BD, bande dessinée. Banlieue blues
Avec "Jeu d'ombres", Dedola et Merwan font de la banlieue lyonnaise le sujet autant que le décor d'un polar haletant et politique.
Un polar politique
Les cités qui s’enflamment, le communautarisme, le chômage et la religion dans les quartiers, un enfant de la banlieue lyonnaise devenu grand en connaît les ressorts. C’est pourquoi le business de la drogue, les mères qui peinent à tenir leur progéniture, les confrontations avec la police, l’espoir placé dans l’action associative sont au cœur de la bande dessinée Jeu d’ombres que Loulou Dedola, par ailleurs musicien, romancier et documentariste, signe avec le dessinateur Merwan.
Sur fond de chronique sociale un peu noire, Jeu d’ombres est d’abord un polar efficace, haletant, centré autour de deux frères, l’un étudiant en droit, universitaire brillant, l’autre truand, trafiquant, caïd ultra violent. Mais le décor est si présent que l’on sent bien que l’essentiel est ailleurs. Pour Dedola, la question est d’abord politique.
Donnons un sens politique à la question des banlieues. Les questions religieuses et identitaires doivent rester dans la sphère privée.
Loulou Dedola
Le dessinateur Merwan a lui aussi grandi en banlieue. Il a puisé dans ses souvenirs pour mettre en scène ces jeunes toujours en mouvement entre deux barres de béton et le périphérique.
Peut-être que la seule chose qui devrait ressortir de "Nuit debout", c'est que les gens devraient pouvoir réinvestir les places.
Merwan
Ajoutons que cette BD-là offre un héros positif à la banlieue, ce n’est pas rien, et que le scénario réussit le tour de force de coller à une autre actualité, celle de la Turquie, dont sont originaires les principaux personnages, et où se jouent d’autres histoires également très politiques.
Jeu d’ombres, Dedola, Merwan, deux volumes aux éditions Glénat.
Tous les 15 jours, Jean-Christophe Ogier accueille ici la chronique "Info manga" de Laetitia de Germon.
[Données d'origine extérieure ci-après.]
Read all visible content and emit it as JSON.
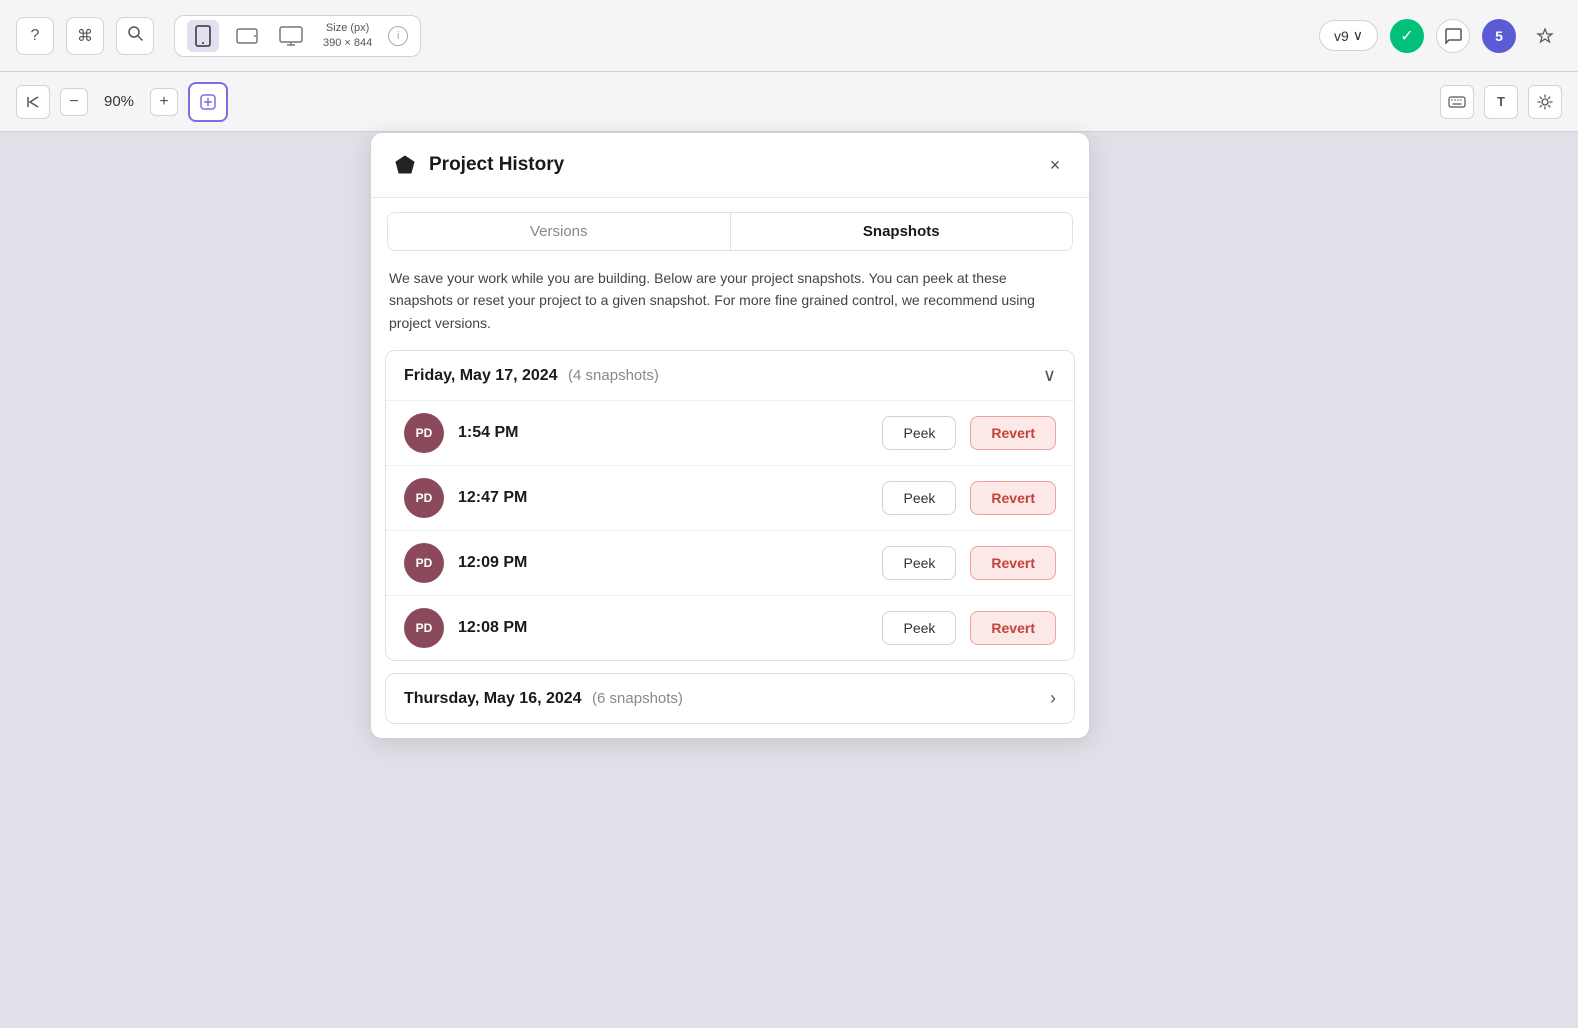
{
  "topToolbar": {
    "helpIcon": "?",
    "commandIcon": "⌘",
    "searchIcon": "🔍",
    "deviceMobile": "📱",
    "deviceTablet": "⬜",
    "deviceDesktop": "🖥",
    "sizeLabel": "Size (px)",
    "sizeValue": "390 × 844",
    "infoIcon": "i",
    "versionLabel": "v9",
    "chevronDown": "∨",
    "commentIcon": "💬",
    "avatarLabel": "5",
    "menuIcon": "⚡"
  },
  "secondaryToolbar": {
    "navLeft": "⏮",
    "zoomMinus": "−",
    "zoomValue": "90%",
    "zoomPlus": "+",
    "activeToolIcon": "✦",
    "keyboardIcon": "⌨",
    "textSizeIcon": "T↕",
    "settingsIcon": "⚙"
  },
  "panel": {
    "title": "Project History",
    "icon": "◆",
    "closeIcon": "×",
    "tabs": [
      {
        "id": "versions",
        "label": "Versions",
        "active": false
      },
      {
        "id": "snapshots",
        "label": "Snapshots",
        "active": true
      }
    ],
    "description": "We save your work while you are building. Below are your project snapshots. You can peek at these snapshots or reset your project to a given snapshot. For more fine grained control, we recommend using project versions.",
    "groups": [
      {
        "id": "may17",
        "date": "Friday, May 17, 2024",
        "count": "4 snapshots",
        "expanded": true,
        "chevron": "∨",
        "snapshots": [
          {
            "id": "s1",
            "initials": "PD",
            "time": "1:54 PM",
            "peekLabel": "Peek",
            "revertLabel": "Revert"
          },
          {
            "id": "s2",
            "initials": "PD",
            "time": "12:47 PM",
            "peekLabel": "Peek",
            "revertLabel": "Revert"
          },
          {
            "id": "s3",
            "initials": "PD",
            "time": "12:09 PM",
            "peekLabel": "Peek",
            "revertLabel": "Revert"
          },
          {
            "id": "s4",
            "initials": "PD",
            "time": "12:08 PM",
            "peekLabel": "Peek",
            "revertLabel": "Revert"
          }
        ]
      },
      {
        "id": "may16",
        "date": "Thursday, May 16, 2024",
        "count": "6 snapshots",
        "expanded": false,
        "chevron": "›",
        "snapshots": []
      }
    ]
  }
}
Pour vous guider parmi les nombreuses parutions, Laetitia vous livre sa sélection et ses coups de cœur.
Les visiteurs du festival d’Angoulême 2017 se souviennent de l’exposition consacrée au mangaka Kazuo Kamimura. Pour beaucoup, une découverte du travail de cet auteur japonais mort à 46 ans, en 1986. Sens de la composition et de l’épure, noir et blanc subtil ou couleurs pop servent des récits résolument adultes.
Une femme de Shôwa, de Kazuo Kamimura, chez Kana
Au Japon, dans la 18e année de Shôwa (1943), la petite Shoko est livrée à elle-même après le décès tragique de sa mère. Réduite à commettre des vols, elle va tout mettre en œuvre pour survivre dans ce Japon qui se reconstruit. Animée par la vengeance, la jeune fille ne vit que pour punir ceux qui ont fait du mal aux personnes qui l’ont recueillie et aidée.
Kazuo Kamimura (Le club des divorcées, Maria...) et Ikki Kajiwara (Ashita no Joe...) nous livrent un manga où se mêlent le drame, la tendresse, la violence et la cruauté. Rien ne nous est épargné. Le dessin de Kazuo Kamimura traduit parfaitement le trouble et la détermination de ses personnages. Avec Ikki Kajiwara ils retranscrivent la société japonaise et la condition féminine de cette époque.
Une femme de Shôwa est une œuvre inachevée mais l’histoire se termine sur ce que l'on pourrait considérer comme une première partie. A la fin, l'éditeur propose sept pages d’explications sur l’oeuvre, les auteurs et le processus de création.